Statement on the blockade

We are blockading five entrances of the university because we believe that there urgently needs to be forces with the power to challenge the government and university administrations. Higher Education is increasingly being turned into a machine for the interests of the wealthy and powerful at the expense of the rest of us. If we are to stop this machine and to transform it into something that serves the interests of society as a whole, it will take serious action and solidarity between students and staff. We do not believe that symbolic action, or protest is sufficient. Changing the policies of higher education is not about convincing those in senior positions but about the power of students and staff to stand up for our interests.

We demand that:

1. The University make a statement in support of the unions in their negotiations with the UCEA (Universities and Colleges Employers Association)

2. The University give a real terms pay increase to support staff this year.

3. Students and staff are given more power in every level of university decision making. Universities should work democratically not to the interests of a small management elite.

The strike is taking place because staff in higher education are facing “one of the largest sustained wage cuts any profession has suffered since the Second World War”. At the same time that universities are making record surpluses and senior management pay is exponentially rising. David Eastwood is the second highest paid vice chancellor in the country, getting paid £409,000, while the number of highly paid senior managers increases every year.

Over the last few years, higher education has undergone some of the most radical structural changes seen in recent memory. The universities are being transformed into investment vehicles for financial interests, and administrations are increasingly engaged in the aggressive marketing of degrees as a private good to attract undergraduates. Research grants and contracts are highly prized, and are made necessary by university managers; while those departments which do not conform to such commercial pressures are placed under the omnipresent threat of restructuring or outright closure. As access to university and academic diversity are being constricted, higher education is becoming less of a public good and more of an individual investment. Attacks on academic staff are increasing in intensity as the logic of the commercial sector becomes dominant.
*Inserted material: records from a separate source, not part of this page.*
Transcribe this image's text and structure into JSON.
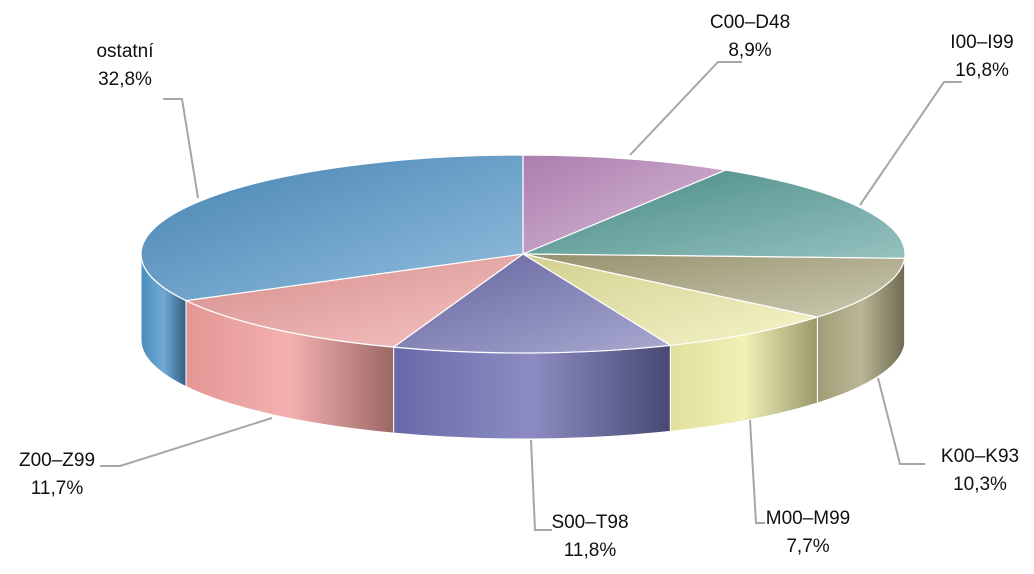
{
  "chart_data": {
    "type": "pie",
    "style": "3d-exploded-tilted",
    "legend": "none",
    "slices": [
      {
        "label": "C00–D48",
        "value_text": "8,9%",
        "value": 8.9,
        "color": "#c28fc3"
      },
      {
        "label": "I00–I99",
        "value_text": "16,8%",
        "value": 16.8,
        "color": "#4e9a95"
      },
      {
        "label": "K00–K93",
        "value_text": "10,3%",
        "value": 10.3,
        "color": "#a9a57c"
      },
      {
        "label": "M00–M99",
        "value_text": "7,7%",
        "value": 7.7,
        "color": "#eeeca4"
      },
      {
        "label": "S00–T98",
        "value_text": "11,8%",
        "value": 11.8,
        "color": "#6f6fb3"
      },
      {
        "label": "Z00–Z99",
        "value_text": "11,7%",
        "value": 11.7,
        "color": "#f09e9c"
      },
      {
        "label": "ostatní",
        "value_text": "32,8%",
        "value": 32.8,
        "color": "#4d94c9"
      }
    ]
  }
}
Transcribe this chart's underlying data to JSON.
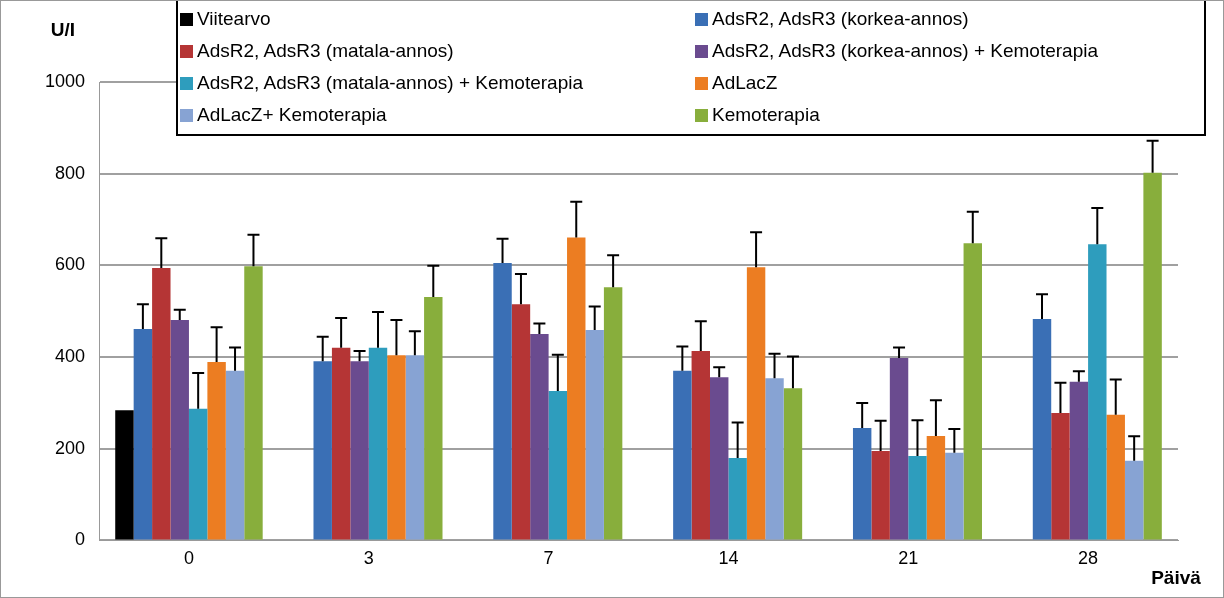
{
  "chart_data": {
    "type": "bar",
    "ylabel": "U/I",
    "xlabel": "Päivä",
    "categories": [
      "0",
      "3",
      "7",
      "14",
      "21",
      "28"
    ],
    "ylim": [
      0,
      1000
    ],
    "yticks": [
      0,
      200,
      400,
      600,
      800,
      1000
    ],
    "grid": "y",
    "legend": "top",
    "series": [
      {
        "name": "Viitearvo",
        "color": "#000000",
        "values": [
          284,
          null,
          null,
          null,
          null,
          null
        ]
      },
      {
        "name": "AdsR2, AdsR3 (korkea-annos)",
        "color": "#3a6fb5",
        "values": [
          461,
          391,
          605,
          370,
          245,
          483
        ],
        "errors": [
          [
            461,
            515
          ],
          [
            391,
            444
          ],
          [
            605,
            658
          ],
          [
            370,
            423
          ],
          [
            245,
            300
          ],
          [
            483,
            537
          ]
        ]
      },
      {
        "name": "AdsR2, AdsR3 (matala-annos)",
        "color": "#b53535",
        "values": [
          594,
          420,
          515,
          413,
          195,
          278
        ],
        "errors": [
          [
            594,
            659
          ],
          [
            420,
            485
          ],
          [
            515,
            581
          ],
          [
            413,
            478
          ],
          [
            195,
            261
          ],
          [
            278,
            344
          ]
        ]
      },
      {
        "name": "AdsR2, AdsR3 (korkea-annos) + Kemoterapia",
        "color": "#6a4b8f",
        "values": [
          481,
          391,
          450,
          356,
          398,
          346
        ],
        "errors": [
          [
            481,
            503
          ],
          [
            391,
            413
          ],
          [
            450,
            473
          ],
          [
            356,
            378
          ],
          [
            398,
            421
          ],
          [
            346,
            369
          ]
        ]
      },
      {
        "name": "AdsR2, AdsR3 (matala-annos) + Kemoterapia",
        "color": "#2e9dbd",
        "values": [
          287,
          420,
          326,
          180,
          184,
          646
        ],
        "errors": [
          [
            287,
            365
          ],
          [
            420,
            498
          ],
          [
            326,
            405
          ],
          [
            180,
            257
          ],
          [
            184,
            262
          ],
          [
            646,
            725
          ]
        ]
      },
      {
        "name": "AdLacZ",
        "color": "#ec7d22",
        "values": [
          389,
          404,
          661,
          596,
          228,
          274
        ],
        "errors": [
          [
            389,
            465
          ],
          [
            404,
            481
          ],
          [
            661,
            739
          ],
          [
            596,
            672
          ],
          [
            228,
            306
          ],
          [
            274,
            351
          ]
        ]
      },
      {
        "name": "AdLacZ+ Kemoterapia",
        "color": "#87a3d3",
        "values": [
          370,
          404,
          459,
          354,
          191,
          174
        ],
        "errors": [
          [
            370,
            421
          ],
          [
            404,
            456
          ],
          [
            459,
            510
          ],
          [
            354,
            407
          ],
          [
            191,
            243
          ],
          [
            174,
            227
          ]
        ]
      },
      {
        "name": "Kemoterapia",
        "color": "#88ae3c",
        "values": [
          598,
          531,
          552,
          332,
          648,
          802
        ],
        "errors": [
          [
            598,
            667
          ],
          [
            531,
            599
          ],
          [
            552,
            622
          ],
          [
            332,
            401
          ],
          [
            648,
            717
          ],
          [
            802,
            872
          ]
        ]
      }
    ]
  }
}
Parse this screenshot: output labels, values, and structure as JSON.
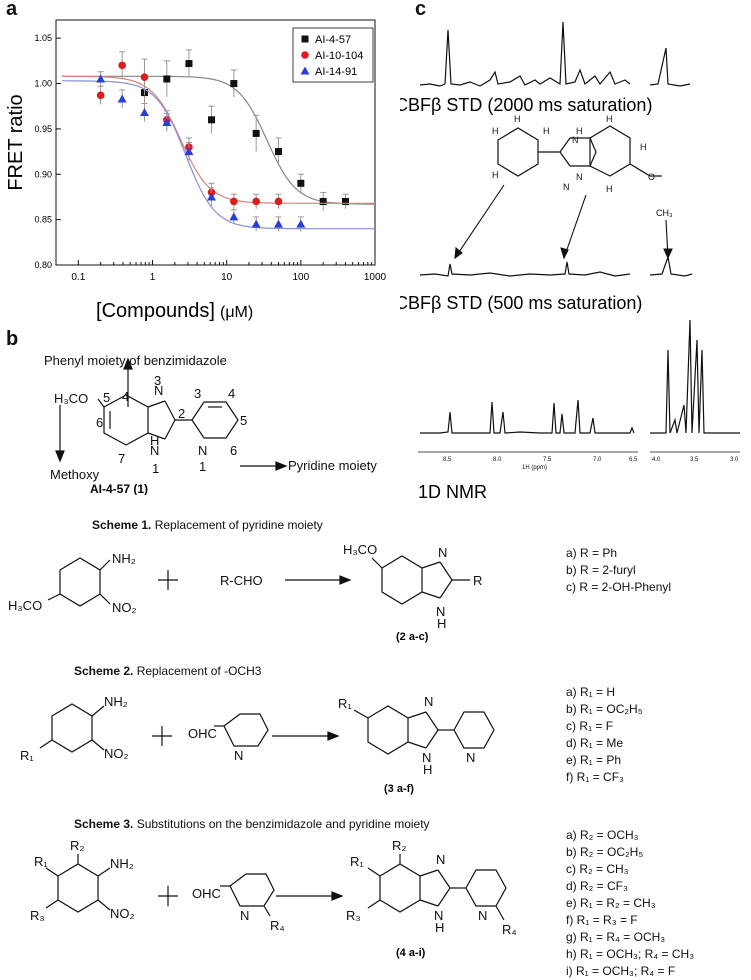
{
  "panels": {
    "a": "a",
    "b": "b",
    "c": "c"
  },
  "chart_data": {
    "type": "scatter",
    "xscale": "log",
    "xlim": [
      0.05,
      1000
    ],
    "ylim": [
      0.8,
      1.07
    ],
    "xticks": [
      "0.1",
      "1",
      "10",
      "100",
      "1000"
    ],
    "yticks": [
      "0.80",
      "0.85",
      "0.90",
      "0.95",
      "1.00",
      "1.05"
    ],
    "ylabel": "FRET ratio",
    "xlabel": "[Compounds]",
    "xunit": "(μM)",
    "legend_position": "top-right",
    "series": [
      {
        "name": "AI-4-57",
        "color": "#111111",
        "marker": "square",
        "x": [
          0.78,
          1.56,
          3.1,
          6.25,
          12.5,
          25,
          50,
          100,
          200,
          400
        ],
        "y": [
          0.99,
          1.005,
          1.022,
          0.96,
          1.0,
          0.945,
          0.925,
          0.89,
          0.87,
          0.87
        ],
        "err": [
          0.015,
          0.02,
          0.015,
          0.015,
          0.015,
          0.02,
          0.015,
          0.01,
          0.01,
          0.008
        ],
        "fit": {
          "top": 1.008,
          "bottom": 0.867,
          "ic50": 35
        }
      },
      {
        "name": "AI-10-104",
        "color": "#dd1c1c",
        "marker": "circle",
        "x": [
          0.2,
          0.39,
          0.78,
          1.56,
          3.1,
          6.25,
          12.5,
          25,
          50
        ],
        "y": [
          0.987,
          1.02,
          1.007,
          0.96,
          0.93,
          0.88,
          0.87,
          0.87,
          0.87
        ],
        "err": [
          0.01,
          0.015,
          0.02,
          0.01,
          0.01,
          0.01,
          0.008,
          0.008,
          0.008
        ],
        "fit": {
          "top": 1.008,
          "bottom": 0.868,
          "ic50": 2.4
        }
      },
      {
        "name": "AI-14-91",
        "color": "#2a3fd6",
        "marker": "triangle",
        "x": [
          0.2,
          0.39,
          0.78,
          1.56,
          3.1,
          6.25,
          12.5,
          25,
          50,
          100
        ],
        "y": [
          1.005,
          0.983,
          0.968,
          0.957,
          0.925,
          0.875,
          0.853,
          0.845,
          0.845,
          0.845
        ],
        "err": [
          0.008,
          0.01,
          0.01,
          0.01,
          0.01,
          0.01,
          0.008,
          0.008,
          0.008,
          0.008
        ],
        "fit": {
          "top": 1.003,
          "bottom": 0.84,
          "ic50": 2.8
        }
      }
    ]
  },
  "panel_c": {
    "std2000": "CBFβ STD  (2000 ms saturation)",
    "std500": "CBFβ STD (500 ms saturation)",
    "nmr1d": "1D NMR",
    "ppm_ticks_left": [
      "8.5",
      "8.0",
      "7.5",
      "7.0",
      "6.5"
    ],
    "ppm_unit": "1H (ppm)",
    "ppm_ticks_right": [
      "4.0",
      "3.5",
      "3.0"
    ]
  },
  "panel_b": {
    "phenyl_label": "Phenyl moiety of benzimidazole",
    "methoxy_label": "Methoxy",
    "pyridine_label": "Pyridine moiety",
    "compound_label": "AI-4-57 (1)",
    "scheme1": {
      "title_bold": "Scheme 1.",
      "title_rest": " Replacement of pyridine moiety",
      "reagent": "R-CHO",
      "product_label": "(2 a-c)",
      "list": [
        "a) R = Ph",
        "b) R = 2-furyl",
        "c) R = 2-OH-Phenyl"
      ]
    },
    "scheme2": {
      "title_bold": "Scheme 2.",
      "title_rest": "  Replacement of -OCH3",
      "product_label": "(3 a-f)",
      "list": [
        "a) R₁  = H",
        "b) R₁  = OC₂H₅",
        "c) R₁  = F",
        "d) R₁ = Me",
        "e) R₁ = Ph",
        "f) R₁ = CF₃"
      ]
    },
    "scheme3": {
      "title_bold": "Scheme 3.",
      "title_rest": " Substitutions on the benzimidazole and pyridine moiety",
      "product_label": "(4 a-i)",
      "list": [
        "a) R₂ = OCH₃",
        "b) R₂ = OC₂H₅",
        "c) R₂ = CH₃",
        "d) R₂ = CF₃",
        "e) R₁ = R₂ = CH₃",
        "f) R₁ = R₃ = F",
        "g) R₁ = R₄ = OCH₃",
        "h) R₁ = OCH₃; R₄ = CH₃",
        "i)  R₁ = OCH₃; R₄ = F"
      ]
    }
  }
}
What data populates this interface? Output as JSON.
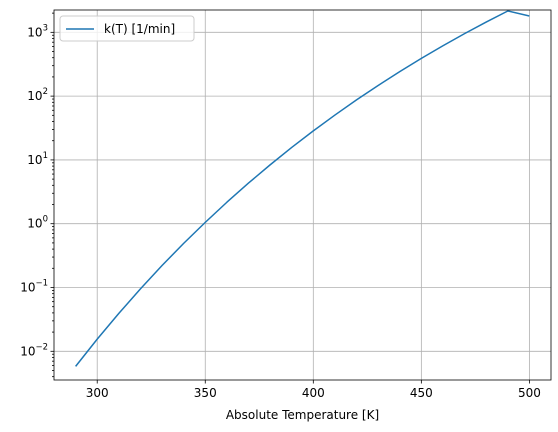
{
  "chart_data": {
    "type": "line",
    "xlabel": "Absolute Temperature [K]",
    "ylabel": "",
    "title": "",
    "xlim": [
      280,
      510
    ],
    "ylim_log10": [
      -2.45,
      3.35
    ],
    "y_scale": "log",
    "grid": true,
    "legend_position": "top-left",
    "x_ticks": [
      300,
      350,
      400,
      450,
      500
    ],
    "y_ticks": [
      {
        "base": "10",
        "exp": "−2",
        "log10": -2
      },
      {
        "base": "10",
        "exp": "−1",
        "log10": -1
      },
      {
        "base": "10",
        "exp": "0",
        "log10": 0
      },
      {
        "base": "10",
        "exp": "1",
        "log10": 1
      },
      {
        "base": "10",
        "exp": "2",
        "log10": 2
      },
      {
        "base": "10",
        "exp": "3",
        "log10": 3
      }
    ],
    "series": [
      {
        "name": "k(T) [1/min]",
        "color": "#1f77b4",
        "x": [
          290,
          300,
          310,
          320,
          330,
          340,
          350,
          360,
          370,
          380,
          390,
          400,
          410,
          420,
          430,
          440,
          450,
          460,
          470,
          480,
          490,
          500
        ],
        "y": [
          0.0058,
          0.0155,
          0.0393,
          0.0953,
          0.221,
          0.492,
          1.05,
          2.17,
          4.33,
          8.36,
          15.7,
          28.5,
          50.5,
          87.2,
          147,
          242,
          390,
          616,
          954,
          1450,
          2160,
          1800
        ]
      }
    ]
  }
}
The interests of students and academic staff are deeply intertwined. Increased working hours, the pressure to win research funding against a backdrop of falling real pay and workplace instability have had a devastating impact on the quality of life for staff. As stress levels rise and the proportion of time that needs to be devoted to administrative responsibilities increases, the quality of teaching and amount of time that can be spent with students on average will fall. With students directly paying for a larger proportion of our education through some of the highest tuition fees in the world, this attack on staff can’t be seen as anything less than an attack on ourselves.

 

But to simply look at these wage cuts in terms of their impact on the provision of higher education is not enough. Attacks on academic staff mirror the broader attack on workers across the entire economy. Casualisation of labour and depression of wages are becoming dominant strategies in a global race to the bottom, in order to stimulate economic growth and profitability for shareholders. A bleak future of precarious employment, debt and perpetual insecurity await the vast majority of us unless action is taken now to defend rights and conditions for workers today. Only from the foundations of a broad opposition to financial violence today, can we develop a platform to fight back for a better future tomorrow.